Some of the most revealing insights about strategy do not come from textbooks or boardroom presentations but from what happens after the strategy is approved. I have seen organisations celebrate the completion of a strategy document as if the hardest part of the work is behind them. That is often where the real work begins – and, unfortunately, where many strategies quietly begin to unravel.
In one instance, we were invited to support the implementation of a strategy developed by a leading global consulting firm. It was a beautifully crafted document, well researched, logically structured, and professionally presented. Yet, when we engaged the organisation’s executives and senior managers, it became clear that very few of them could explain the strategy, let alone translate it into action. The strategy had been developed for them, not with them.
“Even when strategy is well-defined and properly measured, many organisations underestimate the importance of managing the human side of execution.”
Experiences like this are not isolated. They point to a deeper and more persistent challenge: organisations often struggle not with defining strategy, but with developing and executing it in a way that drives results. Research and practice suggest that this challenge can be addressed by focusing on five critical disciplines: co-creating strategy, treating strategy as a thinking process rather than a presentation, anchoring it in clear choices and KPIs, managing the people side of execution, and enforcing disciplined implementation through capability and resources.
The first of these is the need to co-create a strategy rather than outsource it. A common mistake organisations make is to rely heavily on external consultants or a small group of executives to develop strategy, with limited involvement from those who will ultimately execute it. While expert input is valuable, strategy must be shaped by the people responsible for delivering it. Donald Sull, writing in Harvard Business Review, notes that strategy execution breaks down when leaders and managers are not actively engaged in the process. Research by Floyd and Wooldridge reinforces this point, showing that middle managers play a critical role in both shaping and implementing strategy. When they are excluded, the result is often a well-written plan with little ownership. Strategy is not simply a document; it is a shared understanding that must be built collectively.
Closely related to this is how organisations approach strategy discussions themselves. Too often, strategy retreats become what I have described elsewhere as a “fashion parade”, a sequence of presentations by different departments, each highlighting their achievements and future. These sessions can be time-consuming and, ultimately, unproductive. Strategy expert Roger Martin argues that strategy is fundamentally about making choices, not delivering presentations. Organisations that treat strategy as a structured, problem-solving process, one that encourages diverse ideas and disciplined decision-making, are far more likely to produce actionable outcomes.

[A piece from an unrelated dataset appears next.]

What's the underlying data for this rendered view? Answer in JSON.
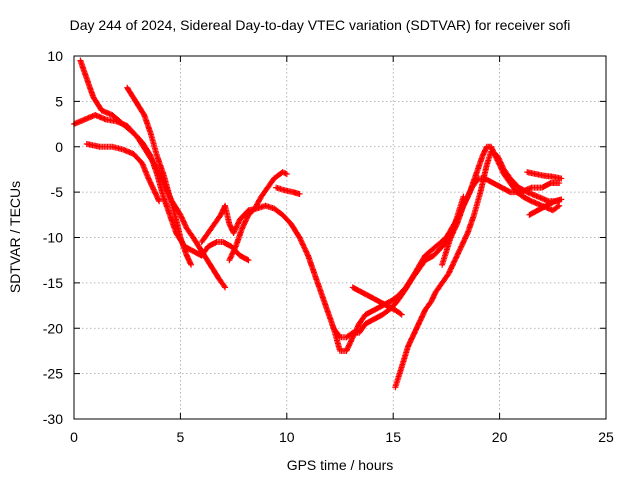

Another critical discipline is ensuring that strategy is anchored in clear choices and translated into measurable objectives. One of the most common breakdowns occurs when organisations develop KPIs without first establishing a coherent strategy, or when they default to business-as-usual metrics derived from job descriptions. Kaplan and Norton’s work on the Balanced Scorecard provides a clear framework for addressing this issue. They argue that performance measures must be derived directly from strategic priorities. When this alignment exists, metrics focus attention and guide behaviour. When it does not, employees may work hard but in ways that do not advance the organisation’s strategic goals.
Even when strategy is well-defined and properly measured, many organisations underestimate the importance of managing the human side of execution. There is often an implicit assumption that once a strategy is announced, people will naturally align with it. Resistance, confusion, and competing priorities are common. Kotter’s work on leading change highlights that transformation efforts fail when organisations do not build urgency, communicate effectively, and engage employees throughout the process. Beer and Eisenstat describe weak communication and lack of involvement as “silent killers” of strategy. Successful organisations recognise that strategy implementation is fundamentally a change process, requiring deliberate effort to engage people, shape culture, and sustain commitment.
Finally, strategy must be supported by disciplined execution, internal capability, and adequate resources. Many organisations invest heavily in generating ideas but fail to follow through. A strategy retreat may produce a compelling set of initiatives, but without structured implementation, those ideas quickly lose momentum. Ram Charan’s assertion that “execution is everything” reflects a widely supported view in both research and practice. Effective execution requires building internal capability – investing in people, systems, and processes that can deliver on strategic initiatives. It also requires allocating sufficient resources. Strategy without funding is aspiration without action. Equally important is the establishment of execution systems that track progress, enforce accountability, and sustain focus over time.
Taken together, these disciplines form a practical roadmap for strategy development and execution. They highlight a consistent message: the gap between strategy and results is rarely due to a lack of ideas. More often, it reflects a lack of ownership, alignment, engagement, and execution discipline. A strategy may define where an organisation wants to go. But only when it is co-created, clearly articulated, translated into measurable priorities, embraced by people, and executed with discipline does it deliver results.
Omagbitse Barrow is the chief executive of Efiko Management Consulting. He supports organisations and leaders to translate their strategy to results.